Martin Luther King said "The future of mankind rests in the hands of the creatively dysfunctional." He's got it right too. Not saying I can put myself at the level of any of these people, but its nice to know that deep emotion can be the birthplace of such art and compassion.

Any person can experience emotions at this level, of course, not just people like myself. Sometimes life by itself can plunge a person into those rooms, and does. And it hurts just as bad. Maybe one out of five people will visit those dark rooms at some time in their life. Unfortunately, folks like me don't just visit for the weekend, we've have summer homes there. That's why we understand so well when others go through it, we've been there, done that and wore the T-shirt.

And survived.

And then we sit down and write music, poetry, paint, whatever. Because the regular English language alone simply can't express what we feel. And we want someone to understand so badly, because if affects us so deeply, and its so important that someone KNOW.

So yeah, this music speaks my heart. I've been in that dark room. So have the people who made this music. Only someone who has been there can describe it, sing about it, write about it, or even understand someone else describe it, sing about it or write about it. And once you have spent any time in that room, it helps to know that others have been there too and felt the same things. Like listening to music and thinking, "You know, that person GETS it." Somehow, when the music "clicks" like that, you don't feel so alone.

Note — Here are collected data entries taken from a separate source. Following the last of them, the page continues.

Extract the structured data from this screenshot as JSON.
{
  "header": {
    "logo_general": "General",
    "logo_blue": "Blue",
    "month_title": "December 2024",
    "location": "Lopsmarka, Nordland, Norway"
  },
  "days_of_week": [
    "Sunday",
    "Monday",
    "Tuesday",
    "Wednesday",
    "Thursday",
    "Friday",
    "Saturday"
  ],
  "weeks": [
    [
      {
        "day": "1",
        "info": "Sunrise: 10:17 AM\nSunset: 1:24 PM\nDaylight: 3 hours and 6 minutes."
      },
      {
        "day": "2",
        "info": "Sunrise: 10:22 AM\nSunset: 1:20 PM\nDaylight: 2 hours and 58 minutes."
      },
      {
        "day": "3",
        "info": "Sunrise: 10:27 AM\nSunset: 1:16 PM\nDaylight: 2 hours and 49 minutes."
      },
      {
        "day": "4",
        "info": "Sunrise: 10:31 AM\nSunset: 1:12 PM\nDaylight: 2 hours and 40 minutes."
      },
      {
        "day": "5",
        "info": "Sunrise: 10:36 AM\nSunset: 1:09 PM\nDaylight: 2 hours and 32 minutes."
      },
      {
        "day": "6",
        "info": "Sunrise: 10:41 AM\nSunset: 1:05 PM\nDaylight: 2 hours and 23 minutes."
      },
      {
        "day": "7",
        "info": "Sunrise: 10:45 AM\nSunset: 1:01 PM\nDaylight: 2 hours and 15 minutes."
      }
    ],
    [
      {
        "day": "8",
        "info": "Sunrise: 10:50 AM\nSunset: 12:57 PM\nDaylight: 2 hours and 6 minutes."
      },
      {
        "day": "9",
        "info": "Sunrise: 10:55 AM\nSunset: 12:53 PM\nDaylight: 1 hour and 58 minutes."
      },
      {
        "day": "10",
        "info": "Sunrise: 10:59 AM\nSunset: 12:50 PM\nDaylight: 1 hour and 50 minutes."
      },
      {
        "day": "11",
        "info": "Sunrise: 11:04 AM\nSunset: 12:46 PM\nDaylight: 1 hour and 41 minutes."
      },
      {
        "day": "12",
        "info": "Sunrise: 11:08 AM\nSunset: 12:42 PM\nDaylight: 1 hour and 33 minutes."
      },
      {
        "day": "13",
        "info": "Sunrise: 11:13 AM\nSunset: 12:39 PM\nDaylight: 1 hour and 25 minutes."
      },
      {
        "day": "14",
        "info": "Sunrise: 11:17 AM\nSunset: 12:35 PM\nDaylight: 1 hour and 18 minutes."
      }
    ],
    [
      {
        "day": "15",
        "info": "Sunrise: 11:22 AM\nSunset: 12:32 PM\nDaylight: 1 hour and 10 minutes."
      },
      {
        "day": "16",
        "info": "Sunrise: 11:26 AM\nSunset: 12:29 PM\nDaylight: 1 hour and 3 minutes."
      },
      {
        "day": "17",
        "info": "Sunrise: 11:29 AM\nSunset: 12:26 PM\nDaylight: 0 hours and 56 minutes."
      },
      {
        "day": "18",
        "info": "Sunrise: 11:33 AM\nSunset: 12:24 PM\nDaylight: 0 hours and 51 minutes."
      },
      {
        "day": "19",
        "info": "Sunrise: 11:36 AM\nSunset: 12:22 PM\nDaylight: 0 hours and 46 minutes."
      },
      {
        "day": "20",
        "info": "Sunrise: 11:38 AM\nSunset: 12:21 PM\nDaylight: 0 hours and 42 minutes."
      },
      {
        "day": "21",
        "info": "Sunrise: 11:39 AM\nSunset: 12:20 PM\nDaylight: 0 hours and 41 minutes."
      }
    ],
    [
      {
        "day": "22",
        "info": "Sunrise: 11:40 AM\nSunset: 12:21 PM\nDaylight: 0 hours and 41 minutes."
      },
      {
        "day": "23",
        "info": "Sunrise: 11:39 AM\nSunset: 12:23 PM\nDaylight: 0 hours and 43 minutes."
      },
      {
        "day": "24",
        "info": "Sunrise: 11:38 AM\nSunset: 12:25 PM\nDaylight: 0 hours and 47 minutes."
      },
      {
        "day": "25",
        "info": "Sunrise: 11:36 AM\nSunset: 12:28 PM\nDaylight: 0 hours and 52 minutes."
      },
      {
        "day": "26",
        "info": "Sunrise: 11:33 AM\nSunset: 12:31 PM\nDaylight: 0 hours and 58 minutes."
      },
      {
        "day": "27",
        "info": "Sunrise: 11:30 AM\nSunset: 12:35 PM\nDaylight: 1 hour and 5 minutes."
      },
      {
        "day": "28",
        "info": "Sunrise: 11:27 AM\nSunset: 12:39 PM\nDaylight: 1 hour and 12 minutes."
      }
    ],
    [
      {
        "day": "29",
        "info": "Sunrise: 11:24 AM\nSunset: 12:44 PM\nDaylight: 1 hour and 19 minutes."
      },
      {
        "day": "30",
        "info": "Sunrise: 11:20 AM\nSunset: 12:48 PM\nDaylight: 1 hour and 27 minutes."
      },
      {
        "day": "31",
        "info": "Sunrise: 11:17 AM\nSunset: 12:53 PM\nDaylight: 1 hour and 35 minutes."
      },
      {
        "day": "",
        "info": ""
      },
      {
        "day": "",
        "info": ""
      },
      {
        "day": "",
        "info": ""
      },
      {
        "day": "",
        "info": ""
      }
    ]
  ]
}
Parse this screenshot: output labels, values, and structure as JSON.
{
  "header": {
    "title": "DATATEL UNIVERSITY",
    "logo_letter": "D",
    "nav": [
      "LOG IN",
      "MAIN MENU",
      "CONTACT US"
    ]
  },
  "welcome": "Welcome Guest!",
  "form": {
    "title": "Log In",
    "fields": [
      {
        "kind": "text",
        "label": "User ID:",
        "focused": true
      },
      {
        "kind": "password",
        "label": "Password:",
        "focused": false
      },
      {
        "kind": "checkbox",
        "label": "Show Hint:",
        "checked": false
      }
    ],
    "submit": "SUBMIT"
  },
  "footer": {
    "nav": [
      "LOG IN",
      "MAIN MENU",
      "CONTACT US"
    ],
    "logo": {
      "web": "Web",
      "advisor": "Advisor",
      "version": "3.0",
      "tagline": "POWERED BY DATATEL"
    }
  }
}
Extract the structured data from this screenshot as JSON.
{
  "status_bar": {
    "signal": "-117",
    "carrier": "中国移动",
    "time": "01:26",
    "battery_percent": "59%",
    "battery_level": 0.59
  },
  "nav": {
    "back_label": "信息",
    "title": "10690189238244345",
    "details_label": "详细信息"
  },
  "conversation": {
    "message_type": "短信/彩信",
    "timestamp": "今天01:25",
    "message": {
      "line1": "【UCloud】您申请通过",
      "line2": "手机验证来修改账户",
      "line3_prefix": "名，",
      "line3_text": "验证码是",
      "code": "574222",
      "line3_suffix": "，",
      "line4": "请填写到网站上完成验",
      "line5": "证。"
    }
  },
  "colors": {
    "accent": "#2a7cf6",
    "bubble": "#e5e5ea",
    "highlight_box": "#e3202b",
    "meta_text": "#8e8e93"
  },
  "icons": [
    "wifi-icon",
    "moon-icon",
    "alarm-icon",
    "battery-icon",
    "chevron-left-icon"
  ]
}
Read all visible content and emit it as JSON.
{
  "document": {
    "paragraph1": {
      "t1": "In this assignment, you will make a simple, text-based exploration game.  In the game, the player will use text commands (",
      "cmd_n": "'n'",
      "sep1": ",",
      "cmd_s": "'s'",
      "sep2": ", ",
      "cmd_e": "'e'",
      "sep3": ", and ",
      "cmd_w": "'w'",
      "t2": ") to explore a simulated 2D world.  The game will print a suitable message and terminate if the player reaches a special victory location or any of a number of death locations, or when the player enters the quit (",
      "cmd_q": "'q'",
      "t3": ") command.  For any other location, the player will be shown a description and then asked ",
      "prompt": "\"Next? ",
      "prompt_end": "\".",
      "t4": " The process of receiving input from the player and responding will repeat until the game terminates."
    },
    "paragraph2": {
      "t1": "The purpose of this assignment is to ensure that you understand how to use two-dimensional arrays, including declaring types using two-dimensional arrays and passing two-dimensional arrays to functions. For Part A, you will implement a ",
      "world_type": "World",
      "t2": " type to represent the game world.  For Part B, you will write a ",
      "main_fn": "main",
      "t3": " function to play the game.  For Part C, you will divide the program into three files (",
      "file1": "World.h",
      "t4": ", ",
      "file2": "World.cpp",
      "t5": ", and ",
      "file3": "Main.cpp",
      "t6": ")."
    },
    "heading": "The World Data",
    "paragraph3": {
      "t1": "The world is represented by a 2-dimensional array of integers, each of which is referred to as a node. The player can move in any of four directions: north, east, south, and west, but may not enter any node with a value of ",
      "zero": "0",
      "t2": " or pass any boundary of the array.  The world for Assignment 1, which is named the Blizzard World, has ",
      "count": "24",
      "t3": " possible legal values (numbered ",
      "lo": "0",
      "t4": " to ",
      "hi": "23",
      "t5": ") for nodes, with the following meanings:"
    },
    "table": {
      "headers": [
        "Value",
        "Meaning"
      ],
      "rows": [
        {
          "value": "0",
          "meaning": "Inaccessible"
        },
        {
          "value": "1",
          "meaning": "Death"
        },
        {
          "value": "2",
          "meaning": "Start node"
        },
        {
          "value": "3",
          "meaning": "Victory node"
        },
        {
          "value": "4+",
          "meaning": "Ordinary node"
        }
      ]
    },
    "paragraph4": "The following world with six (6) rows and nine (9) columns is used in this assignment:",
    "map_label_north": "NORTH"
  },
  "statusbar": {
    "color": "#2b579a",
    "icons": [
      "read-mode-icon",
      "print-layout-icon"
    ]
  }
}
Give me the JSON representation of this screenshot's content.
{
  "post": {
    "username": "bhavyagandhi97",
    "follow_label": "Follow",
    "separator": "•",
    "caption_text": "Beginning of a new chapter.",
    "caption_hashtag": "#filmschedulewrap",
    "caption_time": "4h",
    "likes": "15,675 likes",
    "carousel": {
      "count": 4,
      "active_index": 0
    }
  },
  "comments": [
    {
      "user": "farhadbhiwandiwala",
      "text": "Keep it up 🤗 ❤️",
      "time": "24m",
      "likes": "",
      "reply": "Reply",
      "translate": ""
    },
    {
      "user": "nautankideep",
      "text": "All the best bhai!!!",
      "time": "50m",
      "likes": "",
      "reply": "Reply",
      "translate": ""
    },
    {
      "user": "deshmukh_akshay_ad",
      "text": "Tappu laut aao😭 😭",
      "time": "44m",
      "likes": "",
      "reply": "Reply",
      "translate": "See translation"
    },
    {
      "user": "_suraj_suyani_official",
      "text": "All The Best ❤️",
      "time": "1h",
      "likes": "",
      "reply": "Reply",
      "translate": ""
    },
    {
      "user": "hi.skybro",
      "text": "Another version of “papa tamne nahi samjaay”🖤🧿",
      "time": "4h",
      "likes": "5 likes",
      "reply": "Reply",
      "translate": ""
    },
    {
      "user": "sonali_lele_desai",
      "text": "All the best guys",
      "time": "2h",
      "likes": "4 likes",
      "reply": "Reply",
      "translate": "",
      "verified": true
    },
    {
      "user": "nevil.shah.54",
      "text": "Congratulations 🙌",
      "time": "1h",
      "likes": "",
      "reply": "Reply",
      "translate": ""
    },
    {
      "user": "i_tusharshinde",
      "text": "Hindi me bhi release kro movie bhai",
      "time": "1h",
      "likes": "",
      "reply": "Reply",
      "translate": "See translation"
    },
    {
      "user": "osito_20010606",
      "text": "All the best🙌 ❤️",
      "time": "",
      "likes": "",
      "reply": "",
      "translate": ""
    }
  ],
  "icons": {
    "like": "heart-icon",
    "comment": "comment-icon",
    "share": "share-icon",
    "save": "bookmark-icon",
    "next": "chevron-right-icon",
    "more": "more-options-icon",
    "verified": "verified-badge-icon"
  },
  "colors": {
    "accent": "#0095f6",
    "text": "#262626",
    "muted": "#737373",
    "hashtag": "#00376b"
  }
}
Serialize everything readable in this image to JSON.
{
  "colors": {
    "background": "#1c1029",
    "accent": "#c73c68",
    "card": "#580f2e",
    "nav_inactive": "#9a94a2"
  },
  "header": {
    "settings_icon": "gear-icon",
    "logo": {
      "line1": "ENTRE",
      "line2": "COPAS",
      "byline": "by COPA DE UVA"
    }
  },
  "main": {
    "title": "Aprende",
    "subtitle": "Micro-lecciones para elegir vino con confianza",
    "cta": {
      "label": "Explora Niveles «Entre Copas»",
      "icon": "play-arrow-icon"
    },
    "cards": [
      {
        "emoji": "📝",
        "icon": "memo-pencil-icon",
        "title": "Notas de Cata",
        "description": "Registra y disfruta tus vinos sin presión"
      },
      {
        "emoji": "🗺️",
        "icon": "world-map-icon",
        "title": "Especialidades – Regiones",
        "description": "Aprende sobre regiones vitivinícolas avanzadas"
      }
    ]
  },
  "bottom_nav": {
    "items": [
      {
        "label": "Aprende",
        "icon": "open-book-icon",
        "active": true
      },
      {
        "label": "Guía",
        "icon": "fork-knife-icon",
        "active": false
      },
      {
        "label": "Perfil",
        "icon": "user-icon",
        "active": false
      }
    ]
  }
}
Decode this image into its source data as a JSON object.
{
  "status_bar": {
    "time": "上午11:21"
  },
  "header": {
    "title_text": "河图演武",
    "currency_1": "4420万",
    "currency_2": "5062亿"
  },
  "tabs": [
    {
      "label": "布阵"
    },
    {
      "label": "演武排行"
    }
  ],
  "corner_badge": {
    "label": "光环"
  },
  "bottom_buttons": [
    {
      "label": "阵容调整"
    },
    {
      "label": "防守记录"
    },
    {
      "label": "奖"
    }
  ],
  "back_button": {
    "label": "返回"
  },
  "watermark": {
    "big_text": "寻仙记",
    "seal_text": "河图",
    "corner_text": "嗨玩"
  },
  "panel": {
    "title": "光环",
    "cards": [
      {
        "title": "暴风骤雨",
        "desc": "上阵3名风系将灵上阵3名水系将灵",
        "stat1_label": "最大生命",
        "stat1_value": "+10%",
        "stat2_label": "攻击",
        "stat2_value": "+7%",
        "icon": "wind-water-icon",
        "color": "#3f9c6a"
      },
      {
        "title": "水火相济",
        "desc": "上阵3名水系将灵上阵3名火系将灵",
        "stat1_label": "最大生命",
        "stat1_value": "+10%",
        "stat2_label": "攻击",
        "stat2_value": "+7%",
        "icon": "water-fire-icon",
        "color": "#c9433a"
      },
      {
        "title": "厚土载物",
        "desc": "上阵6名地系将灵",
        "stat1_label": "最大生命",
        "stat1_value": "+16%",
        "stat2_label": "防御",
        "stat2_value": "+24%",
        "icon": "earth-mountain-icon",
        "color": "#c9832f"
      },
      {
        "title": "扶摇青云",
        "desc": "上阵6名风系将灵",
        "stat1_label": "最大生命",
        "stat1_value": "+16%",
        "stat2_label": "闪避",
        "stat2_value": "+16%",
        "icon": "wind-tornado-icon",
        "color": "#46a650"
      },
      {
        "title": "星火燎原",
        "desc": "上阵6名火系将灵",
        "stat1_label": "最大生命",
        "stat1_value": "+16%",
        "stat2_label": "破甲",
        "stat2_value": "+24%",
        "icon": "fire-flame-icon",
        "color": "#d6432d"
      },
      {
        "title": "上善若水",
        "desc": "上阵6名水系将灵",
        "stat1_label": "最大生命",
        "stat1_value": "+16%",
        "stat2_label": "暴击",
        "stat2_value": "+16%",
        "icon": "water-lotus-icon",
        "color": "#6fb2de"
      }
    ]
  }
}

Evanescence did that for me. Creed did that for me. There are others, too.

And those are the ones that make the soundtrack of my life, such as it is.

This is probably why I always start these entries with a definition and end them with a quotation. In my own way, this is my attempt to say "This is what I feel. It can be put into words. And others have felt this way too."

And across the distances, we hold hands.

After silence, that which comes nearest to expressing the inexpressible is music.